Hallstrand-2The manager of Price County Airport in Phillips since 2003, he’d passed on offers of positions at other airports, “but I couldn’t say no to Oshkosh. What goes on here is phenomenal and I wanted to be a part of it, so I didn’t stutter when they they offered me the position.”

Myriad challenges is what makes airport operations fun, he said, because “every day is an adventure,  and that’s a good thing for a guy like me.” As the home of EAA, Wittman presents challenges “you’re not going to find anywhere else in the world.” Starting in July, he met them with his predecessor, John Dorsey, who retired in August.

Explaining that the airport staff works for Winnebago County and that they serve its taxpayers, “our primary job is to provide a safe platform for aircraft to operate,” he said. Responsible for everything inside the airport fence, including the fence, Hallstrand said he’s “on the same page” as Airport Director Peter Moll, and that “we have each other’s back.”

Hallstrand describes his five-man crew with a single word, “phenomenal.”  As a team they possess the skills necessary to maintain almost every aspect of the airport. Instead of hiring a contractor, “having an electrician come out for $90 an hour, we do the work ourselves.”

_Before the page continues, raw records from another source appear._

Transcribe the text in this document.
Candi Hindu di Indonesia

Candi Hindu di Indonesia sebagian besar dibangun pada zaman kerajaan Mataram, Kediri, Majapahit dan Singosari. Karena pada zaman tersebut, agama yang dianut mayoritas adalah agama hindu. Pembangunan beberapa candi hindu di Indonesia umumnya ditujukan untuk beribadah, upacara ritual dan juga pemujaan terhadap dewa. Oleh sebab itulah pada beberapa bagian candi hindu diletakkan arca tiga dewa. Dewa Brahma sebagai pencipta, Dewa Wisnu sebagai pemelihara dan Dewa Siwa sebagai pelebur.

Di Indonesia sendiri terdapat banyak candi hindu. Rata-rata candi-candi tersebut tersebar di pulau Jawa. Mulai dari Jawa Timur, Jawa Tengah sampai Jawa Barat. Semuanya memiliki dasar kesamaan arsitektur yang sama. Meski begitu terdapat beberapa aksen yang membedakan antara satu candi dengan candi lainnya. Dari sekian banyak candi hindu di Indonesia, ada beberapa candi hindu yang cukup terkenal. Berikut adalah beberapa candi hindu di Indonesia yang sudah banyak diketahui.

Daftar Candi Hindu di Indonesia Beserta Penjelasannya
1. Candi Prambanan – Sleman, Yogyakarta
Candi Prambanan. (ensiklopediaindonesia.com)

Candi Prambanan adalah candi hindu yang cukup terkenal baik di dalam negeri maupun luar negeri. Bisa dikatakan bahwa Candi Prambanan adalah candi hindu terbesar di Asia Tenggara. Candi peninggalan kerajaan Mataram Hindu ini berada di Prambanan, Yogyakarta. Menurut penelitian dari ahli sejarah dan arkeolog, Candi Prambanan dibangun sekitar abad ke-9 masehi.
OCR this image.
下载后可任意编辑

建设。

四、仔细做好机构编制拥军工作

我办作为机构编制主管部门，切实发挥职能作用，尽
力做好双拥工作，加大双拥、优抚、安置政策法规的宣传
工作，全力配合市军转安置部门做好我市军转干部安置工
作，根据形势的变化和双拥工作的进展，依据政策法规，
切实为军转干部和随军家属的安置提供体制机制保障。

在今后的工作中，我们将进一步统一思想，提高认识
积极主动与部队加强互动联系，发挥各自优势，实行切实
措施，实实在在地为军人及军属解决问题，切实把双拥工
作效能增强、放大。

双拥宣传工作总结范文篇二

That would be John Peterson, who maintains all the airport gates and lights, including several hundred illuminated airport signs, rewiring their underground conduits as necessary. Chris Karoses can fabricate almost anything out of metal, and then paint it.

Pete Rauch is the mechanic who keeps Wittman’s rolling stock in top shape, including the Oshkosh P-series truck that is just two years younger than the 36-year-old Hallstrand. “Our guys know how to take good care of equipment.”

Jeff Leichtfuss is responsible for Wittman’s grounds, all 1,400 acres, and three part-timers assist him during the summer. Dan Konrad works the night shift, Hallstrand said, maintaining the terminal and its surrounding grounds. And when the snow falls, the full-timers are driving the plows, broom, and blowers.

Hallstrand is now comfortable finding his way around Wittman’s four runways and miles of taxiways and roads, and  coordinating his travels with the control tower. “Price County has two runways and no tower,” he said, so as its manager, “I was free to move about the airport.”

One remaining challenge is deciding on his future with the Air National Guard, a C-130 squadron at the Minneapolis-St. Paul International Airport. “I put 115 percent into everything I do,” he said, and the five-hour drive is just one part of the equation. Reflecting quietly on his half-dozen deployments to hot spots from Kosovo to Afghanistan, “I’ve done enough war now and I don’t want to spend any more time away from the wife and kids, so I’ll probably hang it up at the end of my term,” he said.

With his wife of 14 years and his son and daughter, both in middle school, Hallstrand now resides in Omro. Finding his way home has been a challenge not yet fully resolved. Construction of US 41 is a contributing factor, but  “I come from a county in Northern Wisconsin with one stop light, and I lived 30 miles from it.”